Coming in time to help anyone doing tax planning for the final few months of 2019, the IRS has launched the new Tax Withholding Estimator. It is an expanded, mobile-friendly online tool designed to make it easier for everyone to have the right amount of tax withheld during the year.
The Tax Withholding Estimator replaces the Withholding Calculator. The new Tax Withholding Estimator offers workers – as well as retirees, self-employed individuals and other taxpayers – a more user-friendly step-by-step tool for effectively tailoring the amount of income tax they have withheld from wages and pension payments.

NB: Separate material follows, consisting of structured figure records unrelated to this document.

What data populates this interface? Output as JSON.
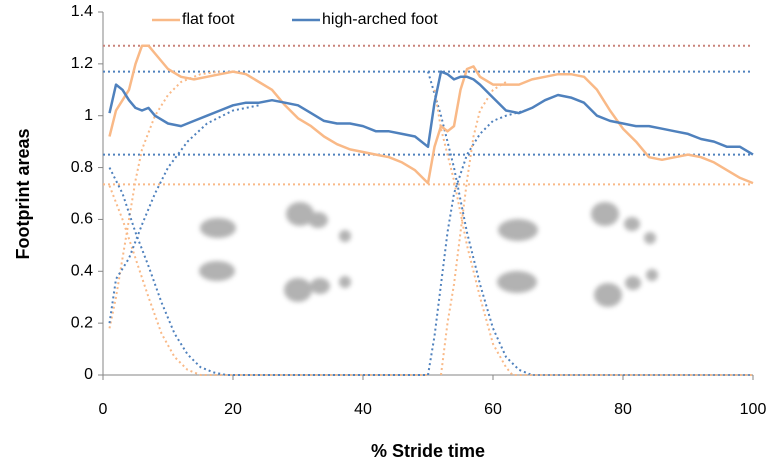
{
  "chart_data": {
    "type": "line",
    "x_label": "% Stride time",
    "y_label": "Footprint areas",
    "xlim": [
      0,
      100
    ],
    "xticks": [
      0,
      20,
      40,
      60,
      80,
      100
    ],
    "ylim": [
      0,
      1.4
    ],
    "yticks": [
      0,
      0.2,
      0.4,
      0.6,
      0.8,
      1,
      1.2,
      1.4
    ],
    "x": [
      1,
      2,
      3,
      4,
      5,
      6,
      7,
      8,
      10,
      12,
      14,
      16,
      18,
      20,
      22,
      24,
      26,
      28,
      30,
      32,
      34,
      36,
      38,
      40,
      42,
      44,
      46,
      48,
      50,
      51,
      52,
      53,
      54,
      55,
      56,
      57,
      58,
      60,
      62,
      64,
      66,
      68,
      70,
      72,
      74,
      76,
      78,
      80,
      82,
      84,
      86,
      88,
      90,
      92,
      94,
      96,
      98,
      100
    ],
    "series": [
      {
        "name": "flat foot",
        "color": "#f9b987",
        "values": [
          0.92,
          1.02,
          1.06,
          1.1,
          1.2,
          1.27,
          1.27,
          1.24,
          1.18,
          1.15,
          1.14,
          1.15,
          1.16,
          1.17,
          1.16,
          1.13,
          1.1,
          1.04,
          0.99,
          0.96,
          0.92,
          0.89,
          0.87,
          0.86,
          0.85,
          0.84,
          0.82,
          0.79,
          0.74,
          0.88,
          0.96,
          0.94,
          0.96,
          1.1,
          1.18,
          1.19,
          1.15,
          1.12,
          1.12,
          1.12,
          1.14,
          1.15,
          1.16,
          1.16,
          1.15,
          1.1,
          1.02,
          0.95,
          0.9,
          0.84,
          0.83,
          0.84,
          0.85,
          0.84,
          0.82,
          0.79,
          0.76,
          0.74
        ]
      },
      {
        "name": "high-arched foot",
        "color": "#4f81bd",
        "values": [
          1.01,
          1.12,
          1.1,
          1.06,
          1.03,
          1.02,
          1.03,
          1.0,
          0.97,
          0.96,
          0.98,
          1.0,
          1.02,
          1.04,
          1.05,
          1.05,
          1.06,
          1.05,
          1.04,
          1.01,
          0.98,
          0.97,
          0.97,
          0.96,
          0.94,
          0.94,
          0.93,
          0.92,
          0.88,
          1.05,
          1.17,
          1.16,
          1.14,
          1.15,
          1.15,
          1.14,
          1.12,
          1.07,
          1.02,
          1.01,
          1.03,
          1.06,
          1.08,
          1.07,
          1.05,
          1.0,
          0.98,
          0.97,
          0.96,
          0.96,
          0.95,
          0.94,
          0.93,
          0.91,
          0.9,
          0.88,
          0.88,
          0.85
        ]
      }
    ],
    "reference_lines": [
      {
        "value": 1.27,
        "color": "#c9837a"
      },
      {
        "value": 1.17,
        "color": "#4f81bd"
      },
      {
        "value": 0.85,
        "color": "#4f81bd"
      },
      {
        "value": 0.735,
        "color": "#f9b987"
      }
    ],
    "fit_curves": [
      {
        "color": "#f9b987",
        "x": [
          1,
          2,
          3,
          4,
          5,
          6,
          8,
          10,
          12,
          15,
          18
        ],
        "values": [
          0.18,
          0.3,
          0.45,
          0.6,
          0.75,
          0.87,
          1.0,
          1.08,
          1.13,
          1.16,
          1.17
        ]
      },
      {
        "color": "#f9b987",
        "x": [
          1,
          3,
          5,
          7,
          9,
          11,
          13,
          15,
          50
        ],
        "values": [
          0.73,
          0.6,
          0.45,
          0.3,
          0.16,
          0.07,
          0.02,
          0,
          0
        ]
      },
      {
        "color": "#4f81bd",
        "x": [
          1,
          2,
          4,
          6,
          8,
          10,
          13,
          16,
          20,
          24
        ],
        "values": [
          0.2,
          0.37,
          0.45,
          0.58,
          0.7,
          0.8,
          0.9,
          0.97,
          1.02,
          1.04
        ]
      },
      {
        "color": "#4f81bd",
        "x": [
          1,
          3,
          5,
          7,
          9,
          11,
          13,
          15,
          17,
          19,
          50
        ],
        "values": [
          0.8,
          0.7,
          0.55,
          0.42,
          0.28,
          0.16,
          0.08,
          0.03,
          0.01,
          0,
          0
        ]
      },
      {
        "color": "#4f81bd",
        "x": [
          50,
          51,
          52,
          53,
          54,
          56,
          58,
          60,
          62,
          65
        ],
        "values": [
          0,
          0.15,
          0.35,
          0.55,
          0.7,
          0.85,
          0.93,
          0.98,
          1.0,
          1.02
        ]
      },
      {
        "color": "#4f81bd",
        "x": [
          50,
          52,
          54,
          56,
          58,
          60,
          62,
          64,
          66,
          100
        ],
        "values": [
          1.17,
          1.0,
          0.8,
          0.55,
          0.35,
          0.18,
          0.07,
          0.02,
          0,
          0
        ]
      },
      {
        "color": "#f9b987",
        "x": [
          51,
          52,
          54,
          56,
          58,
          60,
          62,
          63,
          100
        ],
        "values": [
          1.1,
          0.95,
          0.75,
          0.5,
          0.3,
          0.12,
          0.03,
          0,
          0
        ]
      },
      {
        "color": "#f9b987",
        "x": [
          52,
          53,
          54,
          55,
          56,
          57,
          58,
          60,
          62
        ],
        "values": [
          0,
          0.2,
          0.35,
          0.55,
          0.75,
          0.92,
          1.02,
          1.1,
          1.13
        ]
      }
    ]
  }
}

The IRS took feedback and concerns of taxpayers and tax professionals to develop the Tax Withholding Estimator, which offers:
- Plain language throughout the tool to improve comprehension
- The ability to more effectively target at the time of filing either a tax due amount close to zero or a refund amount
- A new progress tracker to help users see how much more information they need to input
- The ability to move back and forth through the steps, correct previous entries and skip questions that don’t apply
- Enhanced tips and links to help the user quickly determine if they qualify for tax credits and deductions
- Self-employment tax for a user who has self-employment income in addition to wages or pensions
- Automatic calculation of the taxable portion of Social Security benefits
The Tax Withholding Estimator also makes it easier to enter wages and withholding for each job held by the taxpayer and their spouse, as well as separately entering pensions and other sources of income. At the end of the process, the tool makes specific withholding recommendations for each job and each spouse and clearly explains what the taxpayer should do next.
The IRS urges everyone to do a Paycheck Checkup and review their withholding for 2019. This is especially important for anyone who faced an unexpected tax bill or a penalty when they filed this year. It’s also an important step for those who made withholding adjustments in 2018 or had a major life change.

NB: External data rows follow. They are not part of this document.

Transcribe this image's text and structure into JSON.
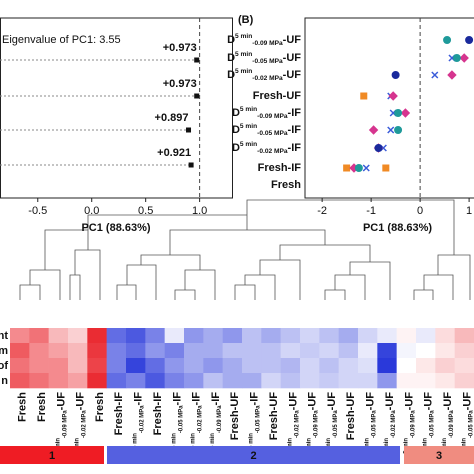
{
  "chart_data": [
    {
      "type": "dot",
      "title": "Eigenvalue of PC1: 3.55",
      "xlabel": "PC1 (88.63%)",
      "categories": [
        null,
        null,
        null,
        null
      ],
      "values": [
        0.973,
        0.973,
        0.897,
        0.921
      ],
      "value_labels": [
        "+0.973",
        "+0.973",
        "+0.897",
        "+0.921"
      ],
      "color": "#111111",
      "xlim": [
        -0.85,
        1.3
      ],
      "xticks": [
        -0.5,
        {
          "value": 0,
          "label": "0.0"
        },
        0.5,
        {
          "value": 1,
          "label": "1.0"
        }
      ],
      "refline": 1
    },
    {
      "type": "dot",
      "panel": "(B)",
      "xlabel": "PC1 (88.63%)",
      "categories": [
        {
          "d": "D",
          "sup": "5 min",
          "sub": "-0.09 MPa",
          "suffix": "-UF"
        },
        {
          "d": "D",
          "sup": "5 min",
          "sub": "-0.05 MPa",
          "suffix": "-UF"
        },
        {
          "d": "D",
          "sup": "5 min",
          "sub": "-0.02 MPa",
          "suffix": "-UF"
        },
        "Fresh-UF",
        {
          "d": "D",
          "sup": "5 min",
          "sub": "-0.09 MPa",
          "suffix": "-IF"
        },
        {
          "d": "D",
          "sup": "5 min",
          "sub": "-0.05 MPa",
          "suffix": "-IF"
        },
        {
          "d": "D",
          "sup": "5 min",
          "sub": "-0.02 MPa",
          "suffix": "-IF"
        },
        "Fresh-IF",
        "Fresh"
      ],
      "series": [
        {
          "color": "#f08a24",
          "marker": "square",
          "values": [
            null,
            null,
            null,
            -1.15,
            null,
            null,
            null,
            -1.5,
            null
          ]
        },
        {
          "color": "#f08a24",
          "marker": "square",
          "values": [
            null,
            null,
            null,
            null,
            null,
            null,
            null,
            -0.7,
            null
          ]
        },
        {
          "color": "#3a5bd9",
          "marker": "cross",
          "values": [
            null,
            0.65,
            0.3,
            -0.6,
            -0.55,
            -0.6,
            -0.75,
            -1.1,
            null
          ]
        },
        {
          "color": "#d6358f",
          "marker": "diamond",
          "values": [
            null,
            0.9,
            0.65,
            -0.55,
            -0.3,
            -0.95,
            -0.85,
            -1.35,
            null
          ]
        },
        {
          "color": "#1f9a9a",
          "marker": "circle",
          "values": [
            0.55,
            0.75,
            null,
            null,
            -0.45,
            -0.45,
            null,
            -1.25,
            null
          ]
        },
        {
          "color": "#1a2a9c",
          "marker": "circle",
          "values": [
            1.0,
            null,
            -0.5,
            null,
            null,
            null,
            -0.85,
            null,
            null
          ]
        }
      ],
      "xlim": [
        -2.35,
        1.1
      ],
      "xticks": [
        -2,
        -1,
        0,
        1
      ],
      "refline": 0
    },
    {
      "type": "heatmap",
      "clim": [
        -1,
        1
      ],
      "rows": [
        "ent",
        "m",
        "of",
        "n"
      ],
      "columns": [
        "Fresh",
        "Fresh",
        {
          "d": "D",
          "sup": "5 min",
          "sub": "-0.09 MPa",
          "suffix": "-UF"
        },
        {
          "d": "D",
          "sup": "5 min",
          "sub": "-0.02 MPa",
          "suffix": "-UF"
        },
        "Fresh",
        "Fresh-IF",
        {
          "d": "D",
          "sup": "5 min",
          "sub": "-0.02 MPa",
          "suffix": "-IF"
        },
        "Fresh-IF",
        {
          "d": "D",
          "sup": "5 min",
          "sub": "-0.05 MPa",
          "suffix": "-IF"
        },
        {
          "d": "D",
          "sup": "5 min",
          "sub": "-0.02 MPa",
          "suffix": "-IF"
        },
        {
          "d": "D",
          "sup": "5 min",
          "sub": "-0.09 MPa",
          "suffix": "-IF"
        },
        "Fresh-UF",
        {
          "d": "D",
          "sup": "5 min",
          "sub": "-0.05 MPa",
          "suffix": "-IF"
        },
        "Fresh-UF",
        {
          "d": "D",
          "sup": "5 min",
          "sub": "-0.02 MPa",
          "suffix": "-UF"
        },
        {
          "d": "D",
          "sup": "5 min",
          "sub": "-0.09 MPa",
          "suffix": "-UF"
        },
        {
          "d": "D",
          "sup": "5 min",
          "sub": "-0.05 MPa",
          "suffix": "-UF"
        },
        "Fresh-UF",
        {
          "d": "D",
          "sup": "5 min",
          "sub": "-0.05 MPa",
          "suffix": "-UF"
        },
        {
          "d": "D",
          "sup": "5 min",
          "sub": "-0.02 MPa",
          "suffix": "-UF"
        },
        {
          "d": "D",
          "sup": "5 min",
          "sub": "-0.09 MPa",
          "suffix": "-UF"
        },
        {
          "d": "D",
          "sup": "5 min",
          "sub": "-0.05 MPa",
          "suffix": "-UF"
        },
        {
          "d": "D",
          "sup": "5 min",
          "sub": "-0.09 MPa",
          "suffix": "-UF"
        },
        {
          "d": "D",
          "sup": "5 min",
          "sub": "-0.05 MPa",
          "suffix": "-UF"
        }
      ],
      "values": [
        [
          0.5,
          0.6,
          0.3,
          0.2,
          0.9,
          -0.7,
          -0.8,
          -0.6,
          -0.1,
          -0.5,
          -0.4,
          -0.5,
          -0.3,
          -0.4,
          -0.3,
          -0.2,
          -0.3,
          -0.4,
          -0.2,
          -0.1,
          0.05,
          -0.1,
          0.15,
          0.3
        ],
        [
          0.7,
          0.5,
          0.4,
          0.3,
          0.85,
          -0.6,
          -0.7,
          -0.5,
          -0.6,
          -0.4,
          -0.4,
          -0.3,
          -0.3,
          -0.3,
          -0.2,
          -0.25,
          -0.2,
          -0.3,
          -0.1,
          -0.9,
          -0.05,
          0,
          0.1,
          0.2
        ],
        [
          0.6,
          0.5,
          0.5,
          0.3,
          0.8,
          -0.6,
          -0.9,
          -0.7,
          -0.5,
          -0.4,
          -0.5,
          -0.4,
          -0.3,
          -0.3,
          -0.35,
          -0.2,
          -0.3,
          -0.2,
          -0.15,
          -0.95,
          0,
          0.1,
          0.2,
          0.15
        ],
        [
          0.7,
          0.6,
          0.5,
          0.4,
          0.9,
          -0.7,
          -0.6,
          -0.8,
          -0.6,
          -0.5,
          -0.3,
          -0.4,
          -0.4,
          -0.2,
          -0.3,
          -0.2,
          -0.25,
          -0.2,
          -0.2,
          -0.5,
          0.05,
          0.05,
          0.1,
          0.2
        ]
      ],
      "clusters": [
        {
          "label": "1",
          "color": "#ef1c24"
        },
        {
          "label": "2",
          "color": "#5560e0"
        },
        {
          "label": "3",
          "color": "#f08c80"
        }
      ]
    }
  ]
}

Those most at risk of having too little tax withheld include those who itemized in the past but now take the increased standard deduction, as well as two-wage-earner households, employees with nonwage sources of income and those with complex tax situations.
The South Carolina Department of Revenue recently announced it is planning to adjust its withholding tables based on upcoming W-4 revisions, along with advice and warnings about over-withholding.
To get started with the IRS’s new tool, check out the Tax Withholding Estimator on IRS.gov.